The Mayoral election is 11 months away, yet it feels like we've gone back to 2012 because a lot of the talk at the moment is about fares.
One of Labour's frontrunners, Sadiq Khan, has announced that if he wins he'll freeze fares on the tube, DLR, Overground and cycle hire for four years. Stephen Greenhalgh, running for the Tory nomination, has gone further and said he'd cut fares by 3% each year for his term. Yet for the last seven years, Transport for London — and Boris Johnson — has said cutting or freezing fares would prevent vital investment. So what gives?
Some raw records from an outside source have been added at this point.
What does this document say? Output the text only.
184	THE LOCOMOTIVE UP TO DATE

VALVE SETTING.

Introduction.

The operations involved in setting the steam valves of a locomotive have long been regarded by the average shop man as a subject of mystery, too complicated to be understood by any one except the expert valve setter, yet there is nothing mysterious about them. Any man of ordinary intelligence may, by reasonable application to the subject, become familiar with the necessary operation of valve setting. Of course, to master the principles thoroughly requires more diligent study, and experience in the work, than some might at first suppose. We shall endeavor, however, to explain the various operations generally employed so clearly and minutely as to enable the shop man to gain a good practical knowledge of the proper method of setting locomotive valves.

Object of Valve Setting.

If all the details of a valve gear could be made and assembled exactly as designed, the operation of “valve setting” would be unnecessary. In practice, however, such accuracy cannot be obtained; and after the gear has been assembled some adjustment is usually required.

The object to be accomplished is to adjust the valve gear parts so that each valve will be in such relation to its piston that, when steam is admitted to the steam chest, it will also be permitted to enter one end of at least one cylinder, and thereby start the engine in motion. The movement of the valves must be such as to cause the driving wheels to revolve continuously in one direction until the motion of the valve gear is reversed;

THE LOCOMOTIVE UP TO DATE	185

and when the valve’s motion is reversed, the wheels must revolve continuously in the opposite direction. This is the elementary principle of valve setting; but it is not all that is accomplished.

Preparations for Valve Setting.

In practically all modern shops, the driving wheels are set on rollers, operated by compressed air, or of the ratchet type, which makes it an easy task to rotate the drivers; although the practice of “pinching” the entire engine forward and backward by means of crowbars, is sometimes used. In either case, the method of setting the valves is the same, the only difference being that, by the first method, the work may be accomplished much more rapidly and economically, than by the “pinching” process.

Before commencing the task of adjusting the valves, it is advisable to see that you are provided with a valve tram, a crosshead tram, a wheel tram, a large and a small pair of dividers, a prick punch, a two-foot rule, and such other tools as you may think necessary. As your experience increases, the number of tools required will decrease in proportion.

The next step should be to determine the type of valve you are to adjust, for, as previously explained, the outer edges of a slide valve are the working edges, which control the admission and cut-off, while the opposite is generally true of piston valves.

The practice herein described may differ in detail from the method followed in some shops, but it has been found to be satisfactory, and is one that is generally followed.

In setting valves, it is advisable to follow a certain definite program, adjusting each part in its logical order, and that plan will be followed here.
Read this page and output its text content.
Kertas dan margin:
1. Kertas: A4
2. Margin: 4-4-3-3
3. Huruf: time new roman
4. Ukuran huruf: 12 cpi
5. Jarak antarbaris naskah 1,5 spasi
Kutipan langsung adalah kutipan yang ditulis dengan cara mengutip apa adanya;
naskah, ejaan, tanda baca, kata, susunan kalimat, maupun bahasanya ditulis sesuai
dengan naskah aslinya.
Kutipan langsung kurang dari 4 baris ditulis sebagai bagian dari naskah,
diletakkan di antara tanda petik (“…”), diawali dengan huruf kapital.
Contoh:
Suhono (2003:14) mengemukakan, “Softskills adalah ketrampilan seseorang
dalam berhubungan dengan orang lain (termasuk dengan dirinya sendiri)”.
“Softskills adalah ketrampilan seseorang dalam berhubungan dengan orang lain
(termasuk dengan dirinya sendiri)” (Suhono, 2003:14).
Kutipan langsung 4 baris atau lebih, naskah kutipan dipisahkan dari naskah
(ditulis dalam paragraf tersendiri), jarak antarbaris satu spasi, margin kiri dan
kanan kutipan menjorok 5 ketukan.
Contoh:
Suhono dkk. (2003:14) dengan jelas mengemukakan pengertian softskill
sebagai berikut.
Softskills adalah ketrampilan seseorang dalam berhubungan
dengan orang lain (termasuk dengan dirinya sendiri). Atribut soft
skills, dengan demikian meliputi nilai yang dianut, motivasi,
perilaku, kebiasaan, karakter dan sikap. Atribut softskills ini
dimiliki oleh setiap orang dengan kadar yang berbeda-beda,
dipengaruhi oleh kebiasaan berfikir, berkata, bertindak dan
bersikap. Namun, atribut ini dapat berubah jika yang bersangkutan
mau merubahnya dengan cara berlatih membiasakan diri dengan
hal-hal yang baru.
It's at this point that we look to the acknowledged transport expert in the race: Christian Wolmar, bidding for the Labour nod. Wolmar would freeze fares for the first year but focus on making fares fairer and more flexible — for example, bringing back the zones 2-6 travelcard. If Christian Wolmar isn't advocating a full-on fares freeze or cut, we're inclined to believe it's not practical and that the other candidates are going for the populist vote.
Khan would disagree, saying a fares freeze can be achieved using current TfL funds (we assume these are the same funds that TfL repeatedly denies exist), efficiency savings and slashing the use of consultants. Efficiency savings and cutting non-operating costs also appear in Greenhalgh's thinking, as well as 'reviewing TfL's assets', which we take to mean selling off land and buildings.
Trouble is, TfL is already in the middle of a vast efficiency drive forced on it by cuts in its grant from central government. We're sceptical that there are further efficiencies left to find — and certainly not ones that wouldn't provoke waves of strikes.